As networks bask in higher ratings and elevated ad rates thanks to the deluge of coverage devoted to presumptive Republican presidential nominee Donald Trump, media observers and business news veterans warn that outlets are doing serious long-term damage to their credibility.
In February, CBS chairman Les Moonves celebrated at a conference how Trump’s role in the presidential race was helping CBS line its pockets with political ad money, saying, “It may not be good for America, but it’s damn good for CBS.” He added, “I've never seen anything like this, and this going to be a very good year for us. Sorry. It's a terrible thing to say. But, bring it on, Donald. Keep going.”
Meanwhile, CNN’s obsessive Trump coverage has reportedly led to complaints from network employees. But according to The Huffington Post, network president Jeff Zucker has waved off concerns, telling employees that there had been “too much handwringing” about how the media and CNN had handled Trump.
While Trump may be making news executives happy right now, many media observers and business news veterans tell Media Matters that outlets are dropping the ball with their Trump coverage.
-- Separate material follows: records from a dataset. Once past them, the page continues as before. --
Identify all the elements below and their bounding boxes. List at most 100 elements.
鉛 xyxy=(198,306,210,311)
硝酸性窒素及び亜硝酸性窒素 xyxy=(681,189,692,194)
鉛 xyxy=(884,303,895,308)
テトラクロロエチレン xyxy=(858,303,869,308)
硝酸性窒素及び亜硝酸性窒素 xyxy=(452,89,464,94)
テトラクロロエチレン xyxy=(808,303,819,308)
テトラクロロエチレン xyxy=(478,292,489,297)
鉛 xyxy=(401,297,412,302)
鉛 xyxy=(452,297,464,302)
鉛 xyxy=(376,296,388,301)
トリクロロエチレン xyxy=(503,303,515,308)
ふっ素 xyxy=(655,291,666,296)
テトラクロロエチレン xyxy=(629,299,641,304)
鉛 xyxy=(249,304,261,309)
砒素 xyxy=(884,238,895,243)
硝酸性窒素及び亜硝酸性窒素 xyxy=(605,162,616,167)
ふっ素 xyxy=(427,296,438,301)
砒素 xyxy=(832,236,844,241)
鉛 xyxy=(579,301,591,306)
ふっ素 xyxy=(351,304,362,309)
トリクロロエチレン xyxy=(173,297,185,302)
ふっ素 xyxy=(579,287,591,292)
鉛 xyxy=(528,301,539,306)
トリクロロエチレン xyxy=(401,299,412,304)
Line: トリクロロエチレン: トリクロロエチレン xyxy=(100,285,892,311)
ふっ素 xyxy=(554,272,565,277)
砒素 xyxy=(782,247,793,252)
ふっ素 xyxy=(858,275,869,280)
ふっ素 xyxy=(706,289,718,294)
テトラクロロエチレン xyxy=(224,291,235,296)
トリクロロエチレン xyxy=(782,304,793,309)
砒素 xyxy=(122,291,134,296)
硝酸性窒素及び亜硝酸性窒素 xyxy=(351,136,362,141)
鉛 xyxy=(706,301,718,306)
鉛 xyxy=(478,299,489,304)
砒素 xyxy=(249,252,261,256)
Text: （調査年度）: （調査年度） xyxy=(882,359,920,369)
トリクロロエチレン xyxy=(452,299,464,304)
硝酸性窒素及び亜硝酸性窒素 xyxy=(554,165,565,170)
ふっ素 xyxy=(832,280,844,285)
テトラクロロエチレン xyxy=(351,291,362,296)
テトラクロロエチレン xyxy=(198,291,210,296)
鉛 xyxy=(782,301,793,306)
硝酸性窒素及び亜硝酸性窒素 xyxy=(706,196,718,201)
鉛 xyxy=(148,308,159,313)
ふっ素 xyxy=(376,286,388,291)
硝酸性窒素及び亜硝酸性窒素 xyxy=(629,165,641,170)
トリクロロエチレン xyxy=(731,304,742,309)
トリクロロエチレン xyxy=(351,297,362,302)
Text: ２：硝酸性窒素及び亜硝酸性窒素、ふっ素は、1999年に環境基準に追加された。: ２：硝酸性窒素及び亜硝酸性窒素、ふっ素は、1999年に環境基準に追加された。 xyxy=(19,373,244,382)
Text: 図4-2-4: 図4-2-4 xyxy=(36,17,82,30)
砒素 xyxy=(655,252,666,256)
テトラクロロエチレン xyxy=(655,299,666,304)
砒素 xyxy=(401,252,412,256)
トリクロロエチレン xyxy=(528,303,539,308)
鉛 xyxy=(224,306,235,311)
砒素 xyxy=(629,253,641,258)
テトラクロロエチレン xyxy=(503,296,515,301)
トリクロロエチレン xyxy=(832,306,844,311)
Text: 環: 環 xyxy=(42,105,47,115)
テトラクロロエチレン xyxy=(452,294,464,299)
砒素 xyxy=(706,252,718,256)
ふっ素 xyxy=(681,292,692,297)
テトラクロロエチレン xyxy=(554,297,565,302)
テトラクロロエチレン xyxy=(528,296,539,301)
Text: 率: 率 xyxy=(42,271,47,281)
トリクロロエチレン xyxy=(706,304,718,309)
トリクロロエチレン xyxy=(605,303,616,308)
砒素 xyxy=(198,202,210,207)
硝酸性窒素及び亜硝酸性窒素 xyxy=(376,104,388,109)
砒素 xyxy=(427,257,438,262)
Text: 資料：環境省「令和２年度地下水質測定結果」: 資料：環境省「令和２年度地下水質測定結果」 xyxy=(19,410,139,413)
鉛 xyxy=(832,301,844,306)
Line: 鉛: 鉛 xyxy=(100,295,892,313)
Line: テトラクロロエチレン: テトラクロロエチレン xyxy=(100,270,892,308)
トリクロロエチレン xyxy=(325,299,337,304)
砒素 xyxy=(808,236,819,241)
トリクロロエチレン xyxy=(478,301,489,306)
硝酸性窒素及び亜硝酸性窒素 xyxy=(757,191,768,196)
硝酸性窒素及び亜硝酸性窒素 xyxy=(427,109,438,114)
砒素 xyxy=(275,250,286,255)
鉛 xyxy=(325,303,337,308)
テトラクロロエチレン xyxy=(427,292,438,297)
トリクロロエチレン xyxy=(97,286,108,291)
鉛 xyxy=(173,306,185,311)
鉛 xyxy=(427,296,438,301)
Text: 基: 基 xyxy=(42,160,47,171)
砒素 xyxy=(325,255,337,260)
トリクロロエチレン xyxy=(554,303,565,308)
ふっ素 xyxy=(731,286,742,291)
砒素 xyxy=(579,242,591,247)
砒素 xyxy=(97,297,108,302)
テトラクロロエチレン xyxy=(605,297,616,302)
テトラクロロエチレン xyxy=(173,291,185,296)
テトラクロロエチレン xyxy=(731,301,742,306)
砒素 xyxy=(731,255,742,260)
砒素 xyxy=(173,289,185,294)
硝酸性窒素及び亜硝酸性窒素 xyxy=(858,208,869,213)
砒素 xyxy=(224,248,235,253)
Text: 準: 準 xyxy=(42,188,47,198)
According to David Cay Johnston, a Pulitzer Prize-winning former New York Times investigative reporter who has written several pieces critical of Trump in recent months, “News organizations do lasting damage to their long-term credibility by covering the presidential campaign on Trump’s terms rather than from the perspective of the public interest.”
He added, “There is a rich record to be mined, but only a few people are digging and most of those are highly focused on this specific gem, not the whole. It’s the duty of journalists to collect the many loose threads of Trump’s life and weave them into the fabric of narrative that gives meaning for readers, listeners and viewers.”
David Zurawik, Baltimore Sun media reporter, also said the open-ended coverage with little or no fact-checking or editorial judgment is dangerous for news outlets.
“When [viewers] start to sense or believe it is a kind of game, that the cable channels aren’t really covering this as news and it is really about other reasons, people can get cynical and have long memories about that,” he said. “It is especially dangerous for CNN, who is doing well and getting ratings but doing it indiscriminately. And being the cable channel with the most credibility to lose, they are long term the ones who could be hurt worse by this. This is a dangerous game for them.”
Michael Hiltzik, a Los Angeles Times media columnist, called Moonves’ comments “devastating” for CBS.
“In terms of its position as a carrier of the public interest, it is a concession that it doesn’t have the public interest in mind," Hiltzik said.
He later said, “The cable networks have already lost credibility because they have had so much difficulty in dealing with Trump’s approach, they have been very bad at challenging his misstatements, his lies, giving the audience the proper context.”
The New York Times on Monday called the coverage “a struggle” for networks, adding, “the television news industry is wrestling with how to balance fairness, credibility and the temptations of sky-high ratings as it prepares for a presidential matchup like none other.”
And they are not alone in that view.
“The rules of journalism still apply. It has to be credible and offer the proper context,” said Jeremy Smerd, editor of Crains New York and a former politics reporter. “That is something news outlets have to be worried about in terms of credibility. When they start buying into the talking points of the Trump campaign it undermines their credibility.”
He later added, “News outlets need to do more than be his amplification, they need to be his filter, Donald Trump continually changes his message and it is hard to know what he really means.”
“It almost completely erases the distinction between news value and entertainment values,” said Ed Wasserman, dean of the Graduate School of Journalism at the University of California, Berkeley. “The news media adopting him as an asset and as a crowd pleaser and as a magnet for audience hits. It confers stature on him and wins him supporters with the coverage he is getting, credibility and a seriousness about him as a candidate when there is nothing in his record that satisfies that.”
He added, “This is going to go down as one of the historic [press] failures, on a par with the run up to the Iraq War. The press has not bothered with him as a serious candidate.”
Rick Edmonds, a media business analyst for The Poynter Institute, said the presidential campaign “is more like a reality show than the pundit class would like to admit. Some of the errors like broadcasting so many of his rallies live and settling for phone interviews were a product of that.”